Samuel Trotman is the frontier man of denim. He sees an indigo world before anyone else experiences it. As WGSN’s senior denim editor for eight years, Trotman served as a sounding board for the industry by delving into the lifestyles and ever-changing shopping habits of denim consumers around the world. His task: to identify the tiny sparks bound to become the stars and driving forces in the global denim sector.
“I think one of the key characteristics of WGSN trend forecasting is we have eyes that take in so many more visuals than the average person,” Trotman said. “You really have to be immersed in all aspects of culture to catch the next big thing. It’s really about pattern recognition and connecting different elements, whether it’s coming from art, film, music or on the high street.”
Trotman spends most of his days traveling around the world, attending music festivals, hitting up major fashion weeks and scrolling through Instagram to find emerging brands and inspirational denim imagery. “No week is ever the same,” he said. “Most people think of denim as just a pair of jeans, but there is a whole blue world out there with a huge cultural following around it.”
And there’s a host of big data that supports Trotman’s denim visions, too. New demands from the fashion industry and WGSN’s customers have lead the trend forecasting firm’s research to be more balanced with factual data.

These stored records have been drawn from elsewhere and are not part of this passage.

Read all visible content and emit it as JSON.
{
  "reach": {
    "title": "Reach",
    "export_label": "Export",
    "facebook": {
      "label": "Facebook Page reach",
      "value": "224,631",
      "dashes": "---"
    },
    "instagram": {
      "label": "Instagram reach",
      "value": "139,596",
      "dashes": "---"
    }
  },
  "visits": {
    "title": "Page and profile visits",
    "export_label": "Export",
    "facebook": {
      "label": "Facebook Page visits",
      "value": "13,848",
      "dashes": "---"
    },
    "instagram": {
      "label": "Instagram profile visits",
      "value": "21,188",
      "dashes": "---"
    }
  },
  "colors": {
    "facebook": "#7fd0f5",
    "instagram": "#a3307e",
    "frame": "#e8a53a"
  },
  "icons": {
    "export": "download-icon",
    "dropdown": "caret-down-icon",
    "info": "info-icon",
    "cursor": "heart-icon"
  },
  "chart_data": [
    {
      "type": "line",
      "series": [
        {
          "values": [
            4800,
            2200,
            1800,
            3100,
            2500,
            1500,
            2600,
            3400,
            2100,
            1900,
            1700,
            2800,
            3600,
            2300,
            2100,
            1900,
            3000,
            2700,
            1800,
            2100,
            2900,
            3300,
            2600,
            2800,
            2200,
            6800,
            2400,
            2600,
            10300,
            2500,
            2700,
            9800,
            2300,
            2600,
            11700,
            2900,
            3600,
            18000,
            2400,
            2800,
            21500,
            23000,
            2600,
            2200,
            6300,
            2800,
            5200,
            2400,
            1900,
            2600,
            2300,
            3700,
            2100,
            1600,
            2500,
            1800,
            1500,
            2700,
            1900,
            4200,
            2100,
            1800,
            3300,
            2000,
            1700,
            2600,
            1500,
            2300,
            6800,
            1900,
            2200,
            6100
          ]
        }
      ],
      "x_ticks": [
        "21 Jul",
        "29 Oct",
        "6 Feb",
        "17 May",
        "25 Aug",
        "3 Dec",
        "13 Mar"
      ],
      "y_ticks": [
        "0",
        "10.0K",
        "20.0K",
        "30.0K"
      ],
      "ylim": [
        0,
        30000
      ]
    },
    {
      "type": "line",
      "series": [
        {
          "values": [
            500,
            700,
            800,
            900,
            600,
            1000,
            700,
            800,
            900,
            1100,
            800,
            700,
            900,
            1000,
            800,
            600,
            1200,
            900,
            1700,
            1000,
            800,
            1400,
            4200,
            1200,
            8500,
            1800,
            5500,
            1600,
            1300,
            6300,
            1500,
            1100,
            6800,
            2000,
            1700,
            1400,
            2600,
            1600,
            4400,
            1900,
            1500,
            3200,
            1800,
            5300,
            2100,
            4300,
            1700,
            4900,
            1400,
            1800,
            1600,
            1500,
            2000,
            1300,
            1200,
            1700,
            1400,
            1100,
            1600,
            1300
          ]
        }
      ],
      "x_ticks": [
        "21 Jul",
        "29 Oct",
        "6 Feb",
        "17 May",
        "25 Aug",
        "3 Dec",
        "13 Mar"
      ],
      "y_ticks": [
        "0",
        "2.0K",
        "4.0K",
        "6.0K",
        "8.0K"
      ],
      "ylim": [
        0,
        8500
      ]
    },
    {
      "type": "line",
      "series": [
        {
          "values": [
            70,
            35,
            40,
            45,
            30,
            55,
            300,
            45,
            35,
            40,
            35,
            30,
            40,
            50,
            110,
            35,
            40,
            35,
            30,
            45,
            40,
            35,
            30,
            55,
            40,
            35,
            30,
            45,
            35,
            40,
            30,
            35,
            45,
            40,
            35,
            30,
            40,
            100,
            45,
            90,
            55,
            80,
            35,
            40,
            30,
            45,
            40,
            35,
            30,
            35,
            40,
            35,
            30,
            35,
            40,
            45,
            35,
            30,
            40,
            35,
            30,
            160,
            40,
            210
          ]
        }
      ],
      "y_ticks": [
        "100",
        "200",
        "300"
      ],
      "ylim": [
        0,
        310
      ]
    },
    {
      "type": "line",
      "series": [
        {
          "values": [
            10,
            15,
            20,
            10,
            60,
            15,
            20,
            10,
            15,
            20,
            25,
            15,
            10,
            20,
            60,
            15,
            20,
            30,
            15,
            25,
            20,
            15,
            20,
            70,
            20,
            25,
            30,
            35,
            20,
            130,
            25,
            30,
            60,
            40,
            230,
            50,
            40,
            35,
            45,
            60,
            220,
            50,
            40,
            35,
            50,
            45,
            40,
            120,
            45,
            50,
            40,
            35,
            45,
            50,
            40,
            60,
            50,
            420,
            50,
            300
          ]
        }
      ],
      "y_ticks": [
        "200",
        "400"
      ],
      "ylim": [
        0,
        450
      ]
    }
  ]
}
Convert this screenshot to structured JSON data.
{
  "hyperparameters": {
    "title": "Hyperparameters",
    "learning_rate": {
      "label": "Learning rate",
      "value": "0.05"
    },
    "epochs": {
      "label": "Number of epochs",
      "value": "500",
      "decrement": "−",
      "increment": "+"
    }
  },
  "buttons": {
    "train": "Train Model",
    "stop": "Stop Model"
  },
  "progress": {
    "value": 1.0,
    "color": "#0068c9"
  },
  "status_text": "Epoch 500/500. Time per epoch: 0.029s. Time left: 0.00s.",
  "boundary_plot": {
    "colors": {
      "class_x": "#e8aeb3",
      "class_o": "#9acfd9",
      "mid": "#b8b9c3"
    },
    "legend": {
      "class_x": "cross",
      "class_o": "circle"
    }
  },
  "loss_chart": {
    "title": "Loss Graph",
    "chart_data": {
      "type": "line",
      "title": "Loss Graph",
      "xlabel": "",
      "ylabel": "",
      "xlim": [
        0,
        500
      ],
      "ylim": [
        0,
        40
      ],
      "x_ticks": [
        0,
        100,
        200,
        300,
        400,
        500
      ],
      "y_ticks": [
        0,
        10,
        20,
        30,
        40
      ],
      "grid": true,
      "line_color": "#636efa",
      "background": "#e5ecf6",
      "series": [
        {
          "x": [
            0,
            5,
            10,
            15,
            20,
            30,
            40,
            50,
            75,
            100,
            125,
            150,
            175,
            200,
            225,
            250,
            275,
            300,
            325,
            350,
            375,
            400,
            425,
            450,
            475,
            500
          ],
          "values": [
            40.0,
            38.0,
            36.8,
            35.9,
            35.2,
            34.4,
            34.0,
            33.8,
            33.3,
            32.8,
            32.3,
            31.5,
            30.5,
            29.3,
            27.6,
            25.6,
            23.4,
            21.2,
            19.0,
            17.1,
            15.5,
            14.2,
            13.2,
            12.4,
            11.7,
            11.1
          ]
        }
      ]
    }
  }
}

The company now embeds its trend research with resources like WGSN INstock, which takes advantage of big data to deliver actionable trend analytics and retail insights to enable smarter decision making. This, Trotman said, resonates with WGSN’s clients and helps further build their confidence in firm as a global trend leader.
That level of trust helps distinguish Trotman’s forecasts from the flurry of images shared by influencers on social media platforms like Instagram. “This platform has allowed people to access content directly from their mobiles on demand. This speed has been one of the biggest challenges for WGSN, but we still pride ourselves on our curated content with expert opinion, which gives our subscribers additional value that you can’t get from social media platforms,” he said.
In September, Trotman announced a new venture, joining Amy Leverton’s Denim Dudes as a contributing editor and where he’ll continue to pursue his passion for denim, which is threaded all throughout his day-to-day life.
“It wouldn’t be unusual for me to be hitting vintage markets and digging through denim when I’m on holiday either,” he said. “I’m lucky to say I have a job which I truly love and that makes it easy for me to balance work and life, as it feels like one and the same—apart from when my wife says I need to put down my phone.”
What is your first denim memory?
“My mother used to take me to car boot sales every weekend. [It’s where] I learned the knack of digging through piles of clothes to uncover vintage Levi’s, which I would wear for skating. She taught me how to haggle and develop my eye for picking out blue gold.”
What is your favorite pair of jeans?
“Right now, I’m wearing a pair of Levi’s 501 70s Redline Selvedge jeans which I picked up off eBay recently. I had a pair that I had found at the Rose Bowl about four years ago, but they have literally gone beyond the point of the repair with the amount of crotch blowouts. I think the jeans from this era are quite prone to ripping due to the early methods of bleaching back then, which make the cotton weaker and dry, but the fabric character and patina is something that’s impossible to recreate.”